John Milbank et Adrian Pabst, « La politique de la vertu », Desclée de Brouwer, 540 pages, 24 e.

Démocratie illibérale ou constitution mixte ?

par Dominique Decherf

samedi 14 avril 2018

L’introduction en France de la pensée de John Milbank, de l’université de Nottingham, n’est pas nouvelle. Les grands linéaments de « l’orthodoxie radicale » sont connus. Depuis plusieurs années, ils marquent un renouveau dans la théologie politique en structurant la critique du libéralisme autour d’un fonds commun susceptible de rassembler des croyants de toutes les familles chrétiennes. Née au sein d’un milieu culturel spécifique, qui en a freiné la pleine compréhension côté français, elle a comme l’anglicanisme attiré orthodoxes, protestants et catholiques. En dernière analyse en effet, c’est bien dans la théologie commune pré-schismatique et pré-réformée que chacun se retrouve. Pour autant l’ouvrage n’est pas historique mais de philosophie politique appliquée à la situation présente qualifiée de « post-libérale » mais qui reste encore foncièrement libérale.

De ce large panorama, on comprendra qu’il y existe aujourd’hui une pensée politique « d’inspiration explicitement clairement chrétienne ». Donc une pensée qui, comme « la politique chrétienne des années 30 qui a jeté les bases de la démocratie chrétienne d’après-guerre » (dit la préface à l’édition française), passe par une refondation du politique et donc des pouvoirs. Deux chapitres passionnants sont consacrés à cette question : le premier critique la « démocratie libérale », le second expose le régime mixte. Là encore l’exemple (élogieux) de la monarchie constitutionnelle à l’anglaise détournera peut-être le lecteur français qui attendait des vues sur sa propre constitution. Or les deux systèmes ne sont pas si éloignés en dépit des apparences. C’est en effet à partir de la « constitution anglaise » telle qu’il se la représentait – largement erronée – que Montesquieu nous a légué la séparation des pouvoirs. La « constitution mixte », on s’en doute, est au contraire fondée sur la participation aux pouvoirs, la collaboration des pouvoirs.
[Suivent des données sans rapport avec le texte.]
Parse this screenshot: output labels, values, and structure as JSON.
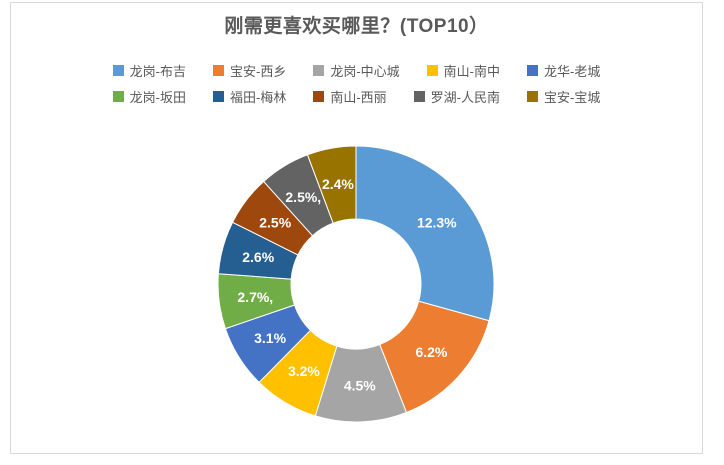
{
  "frame": {
    "border_color": "#D9D9D9",
    "background": "#FFFFFF"
  },
  "title": {
    "text": "刚需更喜欢买哪里？(TOP10）",
    "color": "#595959"
  },
  "legend": {
    "position": "top",
    "text_color": "#595959",
    "rows": [
      [
        0,
        1,
        2,
        3,
        4
      ],
      [
        5,
        6,
        7,
        8,
        9
      ]
    ]
  },
  "chart_data": {
    "type": "pie",
    "subtype": "donut",
    "title": "刚需更喜欢买哪里？(TOP10）",
    "legend_position": "top",
    "direction": "clockwise",
    "start_angle_deg": 0,
    "hole_ratio": 0.47,
    "categories": [
      "龙岗-布吉",
      "宝安-西乡",
      "龙岗-中心城",
      "南山-南中",
      "龙华-老城",
      "龙岗-坂田",
      "福田-梅林",
      "南山-西丽",
      "罗湖-人民南",
      "宝安-宝城"
    ],
    "values": [
      12.3,
      6.2,
      4.5,
      3.2,
      3.1,
      2.7,
      2.6,
      2.5,
      2.5,
      2.4
    ],
    "data_labels": [
      "12.3%",
      "6.2%",
      "4.5%",
      "3.2%",
      "3.1%",
      "2.7%,",
      "2.6%",
      "2.5%",
      "2.5%,",
      "2.4%"
    ],
    "colors": [
      "#5B9BD5",
      "#ED7D31",
      "#A5A5A5",
      "#FFC000",
      "#4472C4",
      "#70AD47",
      "#255E91",
      "#9E480E",
      "#636363",
      "#997300"
    ],
    "label_color": "#FFFFFF",
    "slice_border_color": "#FFFFFF"
  }
}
L’Union européenne est aujourd’hui confrontée à l’émergence de ce que l’on appelle des « démocraties illibérales » accusées de restreindre les libertés publiques notamment par une ingérence de l’exécutif élu dans le pouvoir judiciaire. Ce terme de « démocratie illibérale » est survenu en réaction à un accent tout particulier mis sur le terme de « démocratie libérale » devenu assez récemment un dogme bruxellois. C’est par une dérive qui s’est insinuée subrepticement dans le discours que le terme de « démocratie » n’a plus été jugé suffisant. Quand il s’était agi de transformer les pays d’au-delà du rideau de fer en « démocraties », c’était assez, sinon trop. C’est le temps où Madeleine Albright, d’origine tchèque, secrétaire d’État du président Clinton, fendait des lances avec Hubert Védrine réticent à « imposer » un modèle universel de démocratie.

On ne saurait dénier à bon nombre de bons citoyens qui ne se sentent pas le moins du monde « libéraux » sans être autoritaires, qui rejettent le libéralisme que ce soit sous sa forme économique ou socioculturelle, la qualité de « démocrates ». Ce n’est pas pour autant que la Hongrie ou la Pologne se voient érigées en modèles de démocratie alternative. Mais requérir de tout citoyen d’être à la fois démocrate et libéral n’aboutit qu’à affaiblir la portée du consensus démocratique et à nier le libéralisme en soi. Car sous couvert de libéralisme, on passe sans prendre garde de la défense des libertés publiques, tout à fait légitime et universelle, à une philosophie sinon à une anthropologie particulière de plus en plus exclusive.

L’attachement à la démocratie représentative – qui fut l’expression du libéralisme parlementaire en son temps – se trouve ainsi dénué de son sens et détourné au profit d’une sorte de démocratie immédiate, atomisée, purement numérique, qui ne construit rien mais n’est qu’une photographie instantanée d’une collection d’individus isolés et non un peuple en quête du Bien Commun. À celle-là nul besoin de Vertu, ni au sens romain, ni au sens chrétien, seul un égoïsme bien partagé à somme nulle.